D'accord, et son... son calibre ?
Oh, plutôt dans la moyenne.
Plutôt dans la moyenne ? Bien. Et qu'est-ce que tu lui as dit ?
Comment ça ?
Qu'est-ce qu'on leur dit toujours, quoiqu'il arrive ?
Oh mon dieu ! Ton pénis est trop... balaise !

Schtroumpf grognon et moi connaissons la chorégraphie par cœur. Notre culture de l'inavouable est sans limite, il faut bien l'admettre. Et j'peux te dire que j'en suis fière.
En retrouvant ma place, le p'tit Rahan aux yeux écarquillés me demande si c'est la menthe qui me fait cet effet-là.
Un peu plus tard dans la nuit, il m’entraîne à l'étage, sous un prétexte assez bidon. T'façon, je commençais à saturer du monde et du bruit, j'avais besoin de faire une pause. On s'est allongés sur le lit de la chambre d'amis. Juste pour discuter. Parce que c'est plus confortable. Tu parles. On s'est joyeusement échangé nos recettes de la soupe de langues. Jusqu'à ce qu'un quelconque inconnu ouvre la porte pour récupérer sa veste. Et laisse s'échapper la vapeur. On arrête de se tripoter et on recommence à parler. J'sais pas trop comment, il finit par me dire qu'il ne revoit jamais une fille qui couche le premier soir. Je lui réponds que les plans cul ne m'intéressent plus. Et que ses principes reposent sur une dichotomie bien machiste. On se prend la tête. Il me traite d'allumeuse. Je lui souhaite un agréable tête-à-tête avec sa main droite. Il se casse. Je m'endors.

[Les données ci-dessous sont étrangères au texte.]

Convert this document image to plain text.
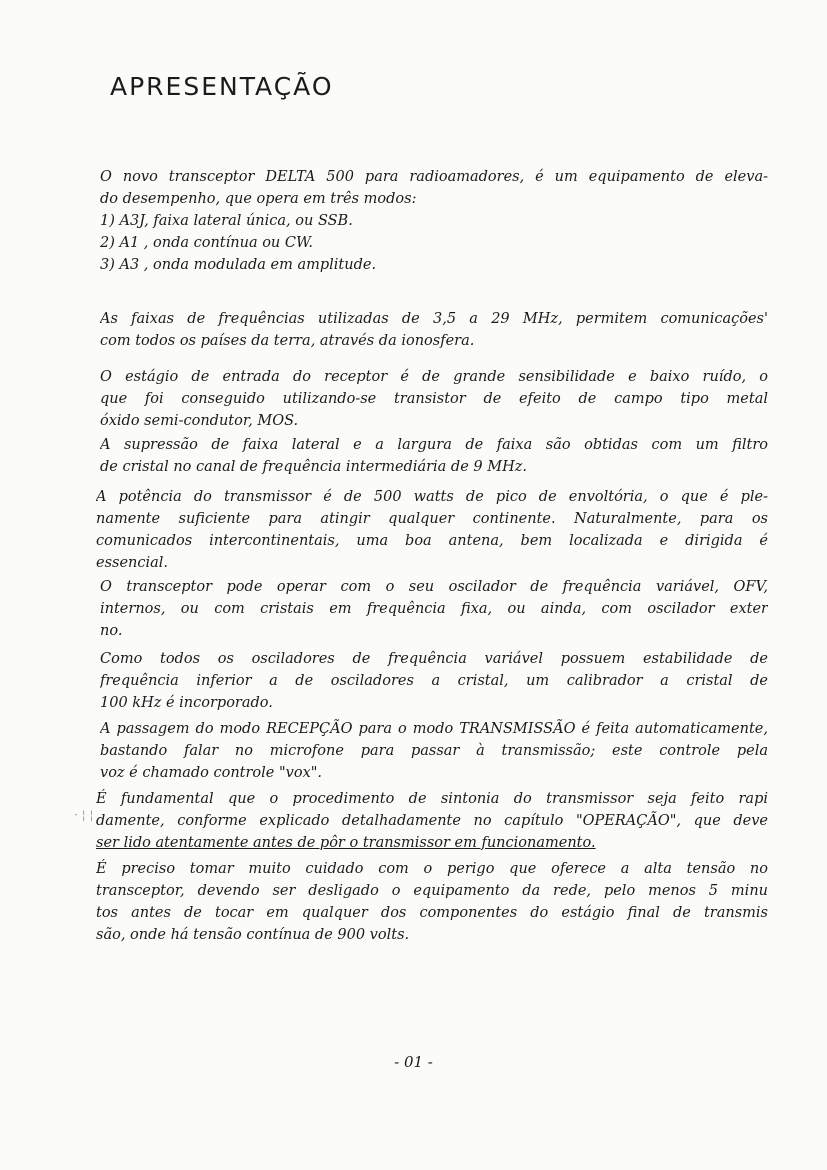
APRESENTAÇÃO
O novo transceptor DELTA 500 para radioamadores, é um equipamento de eleva-
do desempenho, que opera em três modos:
1) A3J, faixa lateral única, ou SSB.
2) A1 , onda contínua ou CW.
3) A3 , onda modulada em amplitude.
As faixas de frequências utilizadas de 3,5 a 29 MHz, permitem comunicações'
com todos os países da terra, através da ionosfera.
O estágio de entrada do receptor é de grande sensibilidade e baixo ruído, o
que foi conseguido utilizando-se transistor de efeito de campo tipo metal
óxido semi-condutor, MOS.
A supressão de faixa lateral e a largura de faixa são obtidas com um filtro
de cristal no canal de frequência intermediária de 9 MHz.
A potência do transmissor é de 500 watts de pico de envoltória, o que é ple-
namente suficiente para atingir qualquer continente. Naturalmente, para os
comunicados intercontinentais, uma boa antena, bem localizada e dirigida é
essencial.
O transceptor pode operar com o seu oscilador de frequência variável, OFV,
internos, ou com cristais em frequência fixa, ou ainda, com oscilador exter
no.
Como todos os osciladores de frequência variável possuem estabilidade de
frequência inferior a de osciladores a cristal, um calibrador a cristal de
100 kHz é incorporado.
A passagem do modo RECEPÇÃO para o modo TRANSMISSÃO é feita automaticamente,
bastando falar no microfone para passar à transmissão; este controle pela
voz é chamado controle "vox".
· ¦ ¦
É fundamental que o procedimento de sintonia do transmissor seja feito rapi
damente, conforme explicado detalhadamente no capítulo "OPERAÇÃO", que deve
ser lido atentamente antes de pôr o transmissor em funcionamento.
É preciso tomar muito cuidado com o perigo que oferece a alta tensão no
transceptor, devendo ser desligado o equipamento da rede, pelo menos 5 minu
tos antes de tocar em qualquer dos componentes do estágio final de transmis
são, onde há tensão contínua de 900 volts.
- 01 -
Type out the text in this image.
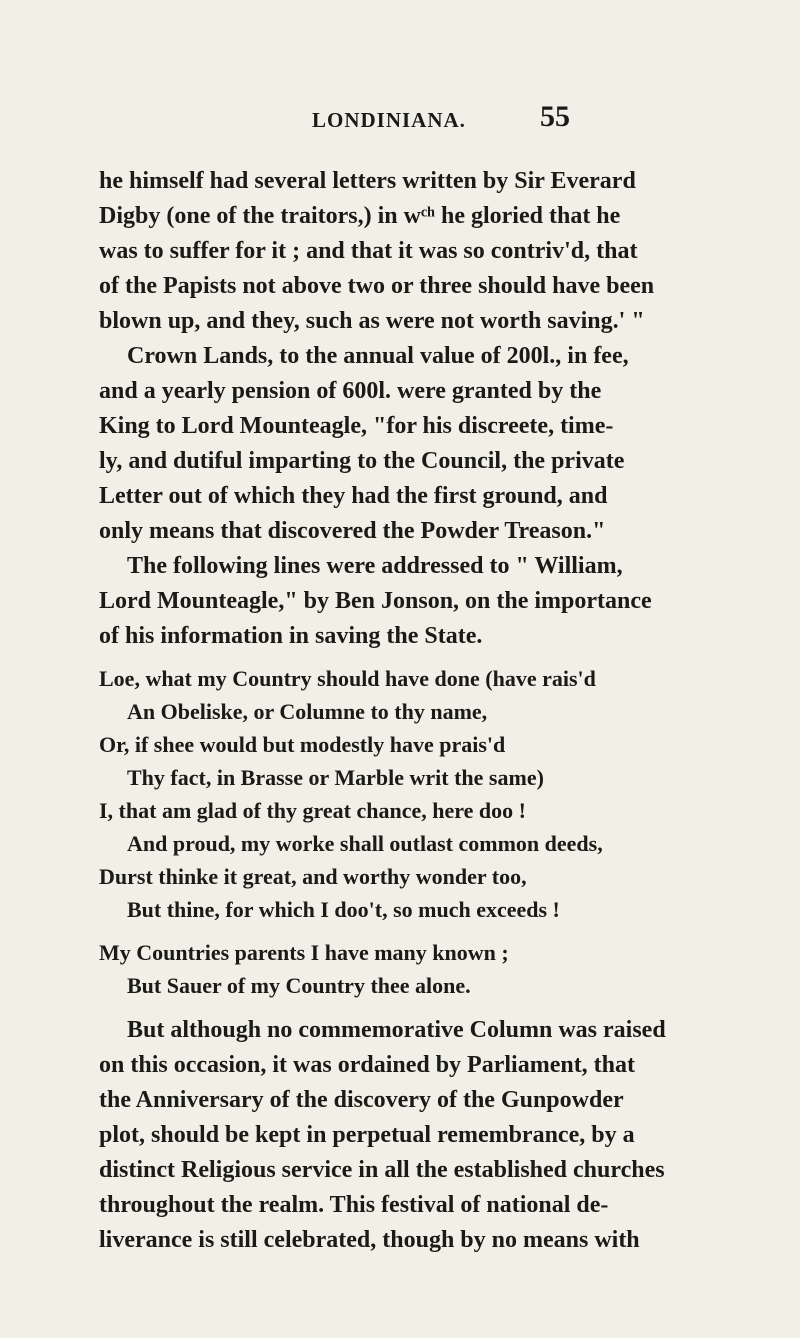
LONDINIANA. 55
he himself had several letters written by Sir Everard
Digby (one of the traitors,) in wᶜʰ he gloried that he
was to suffer for it ; and that it was so contriv'd, that
of the Papists not above two or three should have been
blown up, and they, such as were not worth saving.' "
Crown Lands, to the annual value of 200l., in fee,
and a yearly pension of 600l. were granted by the
King to Lord Mounteagle, "for his discreete, time-
ly, and dutiful imparting to the Council, the private
Letter out of which they had the first ground, and
only means that discovered the Powder Treason."
The following lines were addressed to " William,
Lord Mounteagle," by Ben Jonson, on the importance
of his information in saving the State.
Loe, what my Country should have done (have rais'd
An Obeliske, or Columne to thy name,
Or, if shee would but modestly have prais'd
Thy fact, in Brasse or Marble writ the same)
I, that am glad of thy great chance, here doo !
And proud, my worke shall outlast common deeds,
Durst thinke it great, and worthy wonder too,
But thine, for which I doo't, so much exceeds !
My Countries parents I have many known ;
But Sauer of my Country thee alone.
But although no commemorative Column was raised
on this occasion, it was ordained by Parliament, that
the Anniversary of the discovery of the Gunpowder
plot, should be kept in perpetual remembrance, by a
distinct Religious service in all the established churches
throughout the realm. This festival of national de-
liverance is still celebrated, though by no means with
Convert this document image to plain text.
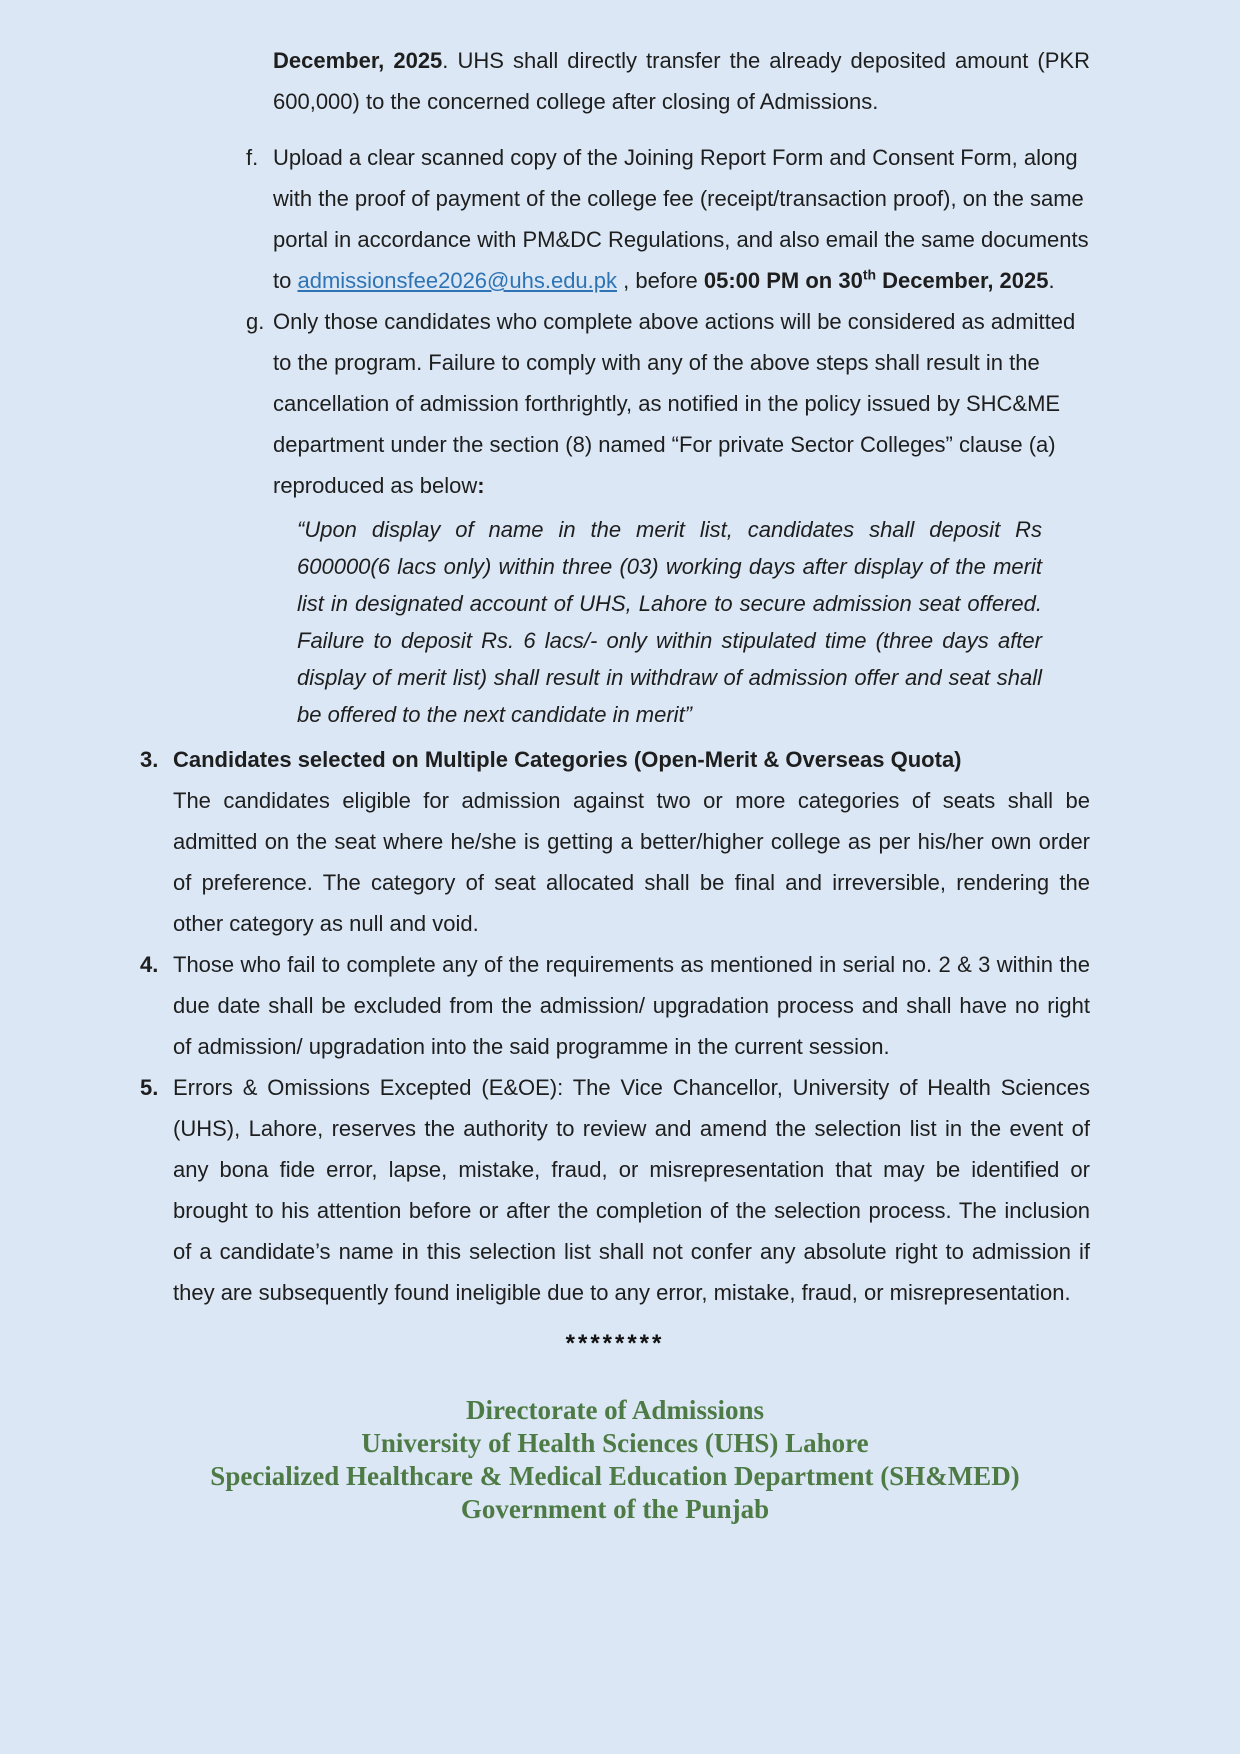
December, 2025. UHS shall directly transfer the already deposited amount (PKR 600,000) to the concerned college after closing of Admissions.

f. Upload a clear scanned copy of the Joining Report Form and Consent Form, along with the proof of payment of the college fee (receipt/transaction proof), on the same portal in accordance with PM&DC Regulations, and also email the same documents to admissionsfee2026@uhs.edu.pk , before 05:00 PM on 30th December, 2025.
g. Only those candidates who complete above actions will be considered as admitted to the program. Failure to comply with any of the above steps shall result in the cancellation of admission forthrightly, as notified in the policy issued by SHC&ME department under the section (8) named “For private Sector Colleges” clause (a) reproduced as below:
“Upon display of name in the merit list, candidates shall deposit Rs 600000(6 lacs only) within three (03) working days after display of the merit list in designated account of UHS, Lahore to secure admission seat offered. Failure to deposit Rs. 6 lacs/- only within stipulated time (three days after display of merit list) shall result in withdraw of admission offer and seat shall be offered to the next candidate in merit”
3. Candidates selected on Multiple Categories (Open-Merit & Overseas Quota)
The candidates eligible for admission against two or more categories of seats shall be admitted on the seat where he/she is getting a better/higher college as per his/her own order of preference. The category of seat allocated shall be final and irreversible, rendering the other category as null and void.
4. Those who fail to complete any of the requirements as mentioned in serial no. 2 & 3 within the due date shall be excluded from the admission/ upgradation process and shall have no right of admission/ upgradation into the said programme in the current session.
5. Errors & Omissions Excepted (E&OE): The Vice Chancellor, University of Health Sciences (UHS), Lahore, reserves the authority to review and amend the selection list in the event of any bona fide error, lapse, mistake, fraud, or misrepresentation that may be identified or brought to his attention before or after the completion of the selection process. The inclusion of a candidate’s name in this selection list shall not confer any absolute right to admission if they are subsequently found ineligible due to any error, mistake, fraud, or misrepresentation.
********
Directorate of Admissions
University of Health Sciences (UHS) Lahore
Specialized Healthcare & Medical Education Department (SH&MED)
Government of the Punjab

Schtroumpf grognon vient me réveiller pour me demander ce qu'il s'est passé. Rahan est complètement torché et fait des avances lourdingues à toutes les meufs qui croisent son chemin. Je ne sais que lui répondre, j'ai déjà rayé cette personne de mon continuum espace-temps.

6) Le lendemain, réveillée par l'odeur du café fraîchement coulé, je me décide à descendre. J'aperçois Schtroumpf grognon de dos, devant l'évier. Et Rahan, assis à la table de la cuisine. Merde. Qu'est-ce qu'il fout là, celui-là ? J'croyais qu'il n'existait plus. Je grommelle un bonjour. Schtroumpf grognon se retourne et, gêné, m'explique qu'il n'a pas voulu laisser Rahan repartir en voiture. Parce qu'en plus ce connard aurait pris le volant alcoolisé ? De mieux en mieux. J'me demande encore ce qui m'a attiré chez lui. Ouais, parce qu'au départ, même je trouvais qu'il se la jouait grave, son charisme ne me laissait pas de bois. Je n'ai pas décroché un mot de tout le petit-déj'. Jusqu'à ce que Rahan s'en aille. J'ai pu alors laisser éclater ma colère. Schtroumpf grognon prenait sa défense, et moi, je m'en prenais à Schtroumpf grognon.

7) Pour te dire qu'entre Rahan et moi, ça avait vraiment très mal commencé. Il est désormais prévu que j'aille le rejoindre dans sa montagne pour qu'il me montre comment faire du feu. Mais il est absolument hors de question que l'on se mélange. Ni maintenant, ni jamais. Il ne fallait pas utiliser le terme "allumeuse" à la légère, mon p'tit. Tu vas désormais apprendre ce qu'il signifie.